Enfin, encore trop peu de PME  intègrent le besoin, les attentes réelles du client dans leur argumentaire

ET LE CLIENT DANS TOUT CA ?
Qu’ai-je à gagner en achetant ce produit ?
Les préoccupations du client ne portent pas sur des caractéristiques mais avant tout sur des avantages et des bénéfices : qu’ai-je à gagner en achetant ce produit ou ce service ? Un producteur de fruits et de légumes promettra par exemple au consommateur du plaisir de dégustation et des qualités nutritionnelles. Un routeur s’engagera sur un délai de distribution record ou une traçabilité pour des envois postaux. Un vendeur de matériel informatique vendra de la continuité d’exploitation et de la compatibilité avec les logiciels en place. Mais surtout pas des mégabits, des kilooctets et des protocoles aux noms barbares !
Prouvez le !
Bien sûr, il faudra prouver ce que l’on promet, par des exemples précis d’actions ou de prestations de services réussies, ou en rassurant sur des points critiques du produit : il sera temps alors de s’appuyer sur la technique pure.. De même, évitez de mettre en avant votre « réactivité », votre « qualité » et votre « sens du service ». Prouvez-le simplement (« réponse sous 24h », « satisfait ou remboursé », …) et tenez votre promesse.

L’ARGUMENTAIRE COMMERCIAL, UN OUTIL STRATEGIQUE
Non, l’argumentaire n’est pas simplement un moyen de finaliser une vente en face à face avec un prospect ou un client.
Observez la concurrence !
D’abord pour être pertinent et efficace dans votre argumentation, prenez le temps de mieux connaître vos concurrents et de vous comparer à eux : vos clients, eux, le font  bien ! Procurez-vous leur plaquette, consultez leur site, questionnez leurs fournisseurs, pour identifier leurs points forts et leurs points faibles… ainsi que les vôtres.
Vous serez alors en mesure d’argumenter en ayant une meilleure connaissance du marché, et non en regardant uniquement ce qui se passe chez vous
Uniformisez et automatisez le discours
Un argumentaire bien construit vous donne les moyens de mettre au diapason tous les discours des commerciaux, mais aussi celui du dirigeant lui-même et des acteurs en périphérie de la relation clients.

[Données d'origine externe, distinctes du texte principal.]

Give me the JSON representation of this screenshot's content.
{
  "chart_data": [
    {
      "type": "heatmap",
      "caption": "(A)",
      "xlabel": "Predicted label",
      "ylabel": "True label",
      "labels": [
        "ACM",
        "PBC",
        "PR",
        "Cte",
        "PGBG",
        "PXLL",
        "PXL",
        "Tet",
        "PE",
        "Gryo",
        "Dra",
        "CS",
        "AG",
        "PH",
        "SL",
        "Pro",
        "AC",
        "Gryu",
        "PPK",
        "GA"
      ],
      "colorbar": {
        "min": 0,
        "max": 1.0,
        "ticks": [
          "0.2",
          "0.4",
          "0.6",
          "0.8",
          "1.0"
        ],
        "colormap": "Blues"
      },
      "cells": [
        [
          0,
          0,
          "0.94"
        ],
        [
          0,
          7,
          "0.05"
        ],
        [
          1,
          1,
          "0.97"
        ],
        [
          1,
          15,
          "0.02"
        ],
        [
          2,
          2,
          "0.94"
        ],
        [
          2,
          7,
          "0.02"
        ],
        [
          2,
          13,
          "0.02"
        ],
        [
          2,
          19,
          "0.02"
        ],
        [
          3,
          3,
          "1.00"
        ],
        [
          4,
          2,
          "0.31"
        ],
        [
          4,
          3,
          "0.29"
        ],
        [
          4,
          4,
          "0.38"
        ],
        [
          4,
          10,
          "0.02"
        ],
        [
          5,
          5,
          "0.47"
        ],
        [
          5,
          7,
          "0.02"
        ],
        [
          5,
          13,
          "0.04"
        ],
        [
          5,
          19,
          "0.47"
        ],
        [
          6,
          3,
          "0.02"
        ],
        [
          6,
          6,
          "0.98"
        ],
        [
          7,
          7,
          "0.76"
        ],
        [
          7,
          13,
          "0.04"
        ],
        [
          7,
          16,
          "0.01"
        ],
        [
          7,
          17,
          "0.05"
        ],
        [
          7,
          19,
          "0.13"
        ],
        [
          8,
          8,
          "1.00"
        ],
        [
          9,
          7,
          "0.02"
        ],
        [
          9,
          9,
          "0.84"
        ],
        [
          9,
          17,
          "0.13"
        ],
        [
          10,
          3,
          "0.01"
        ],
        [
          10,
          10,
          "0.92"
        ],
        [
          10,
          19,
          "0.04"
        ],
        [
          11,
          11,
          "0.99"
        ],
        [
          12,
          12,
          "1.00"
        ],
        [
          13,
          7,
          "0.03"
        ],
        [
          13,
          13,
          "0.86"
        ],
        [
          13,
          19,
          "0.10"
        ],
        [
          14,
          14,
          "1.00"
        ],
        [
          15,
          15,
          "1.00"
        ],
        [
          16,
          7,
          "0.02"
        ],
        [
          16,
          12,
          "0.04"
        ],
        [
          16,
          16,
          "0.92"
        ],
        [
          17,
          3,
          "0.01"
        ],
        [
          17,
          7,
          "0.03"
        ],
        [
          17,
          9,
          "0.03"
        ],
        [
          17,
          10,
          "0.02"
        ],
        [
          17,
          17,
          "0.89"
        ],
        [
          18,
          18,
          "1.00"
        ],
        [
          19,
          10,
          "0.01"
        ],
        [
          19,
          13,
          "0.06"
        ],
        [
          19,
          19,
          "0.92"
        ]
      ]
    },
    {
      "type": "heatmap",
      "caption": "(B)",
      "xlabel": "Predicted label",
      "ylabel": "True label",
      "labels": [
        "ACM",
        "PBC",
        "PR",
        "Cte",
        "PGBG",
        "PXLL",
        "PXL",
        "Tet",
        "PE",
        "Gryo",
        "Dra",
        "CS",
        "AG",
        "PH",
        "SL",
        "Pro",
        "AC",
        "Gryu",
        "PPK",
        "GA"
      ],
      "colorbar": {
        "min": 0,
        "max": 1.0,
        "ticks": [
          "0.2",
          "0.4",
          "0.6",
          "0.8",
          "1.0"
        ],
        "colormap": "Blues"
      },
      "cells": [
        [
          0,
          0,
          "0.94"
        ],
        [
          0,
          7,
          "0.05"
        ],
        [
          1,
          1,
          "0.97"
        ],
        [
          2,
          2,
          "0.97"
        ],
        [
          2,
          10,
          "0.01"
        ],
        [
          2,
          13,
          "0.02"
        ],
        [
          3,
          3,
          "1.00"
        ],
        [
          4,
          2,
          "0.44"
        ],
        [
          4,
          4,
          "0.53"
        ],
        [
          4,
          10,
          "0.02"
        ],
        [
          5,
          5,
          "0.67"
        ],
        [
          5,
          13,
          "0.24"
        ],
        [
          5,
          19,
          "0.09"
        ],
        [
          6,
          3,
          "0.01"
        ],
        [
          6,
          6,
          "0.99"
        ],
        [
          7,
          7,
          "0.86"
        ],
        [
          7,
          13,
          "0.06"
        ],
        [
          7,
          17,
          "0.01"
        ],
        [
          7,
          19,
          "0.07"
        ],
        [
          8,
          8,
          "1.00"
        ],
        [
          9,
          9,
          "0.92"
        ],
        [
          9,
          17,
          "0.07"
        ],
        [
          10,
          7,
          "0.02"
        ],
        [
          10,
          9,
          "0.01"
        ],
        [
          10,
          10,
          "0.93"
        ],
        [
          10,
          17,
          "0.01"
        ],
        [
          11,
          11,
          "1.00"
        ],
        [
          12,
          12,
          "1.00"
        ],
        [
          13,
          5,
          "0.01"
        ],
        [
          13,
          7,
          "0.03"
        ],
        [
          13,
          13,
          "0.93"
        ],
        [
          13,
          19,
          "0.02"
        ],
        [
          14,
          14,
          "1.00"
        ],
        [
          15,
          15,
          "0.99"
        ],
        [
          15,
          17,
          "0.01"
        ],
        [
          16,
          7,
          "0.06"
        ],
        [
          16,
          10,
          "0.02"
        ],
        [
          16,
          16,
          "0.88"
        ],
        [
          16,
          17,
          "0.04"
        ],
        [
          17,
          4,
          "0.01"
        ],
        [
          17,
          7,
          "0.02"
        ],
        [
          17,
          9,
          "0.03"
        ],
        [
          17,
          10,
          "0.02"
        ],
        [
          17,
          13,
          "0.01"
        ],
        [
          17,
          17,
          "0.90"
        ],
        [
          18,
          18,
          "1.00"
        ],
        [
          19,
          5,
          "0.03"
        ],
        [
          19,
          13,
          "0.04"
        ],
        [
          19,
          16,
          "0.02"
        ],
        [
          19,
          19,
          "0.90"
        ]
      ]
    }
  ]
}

Combien de PME, ont en interne autant d’argumentaire que d’acteurs de la vente ou de la relation clients. Vous pouvez vous assurez de la parfaite cohérence entre tous vos supports de vente et de communication : site internet, plaquettes, books de vente..

L’argumentaire formalise les avantages et les preuves, tout est écrit. Pour la plupart des objections vous avez une réponse à apporter, structurée, prouvée, crédible.
L’argumentaire commercial est un outil vivant qui n’aura de cesse que de s’améliorer. L’élaborer et le faire vivre est un moyen incontournable de gagner en efficacité dans l’acte de vente et ainsi d’assurer une meilleure cohésion interne.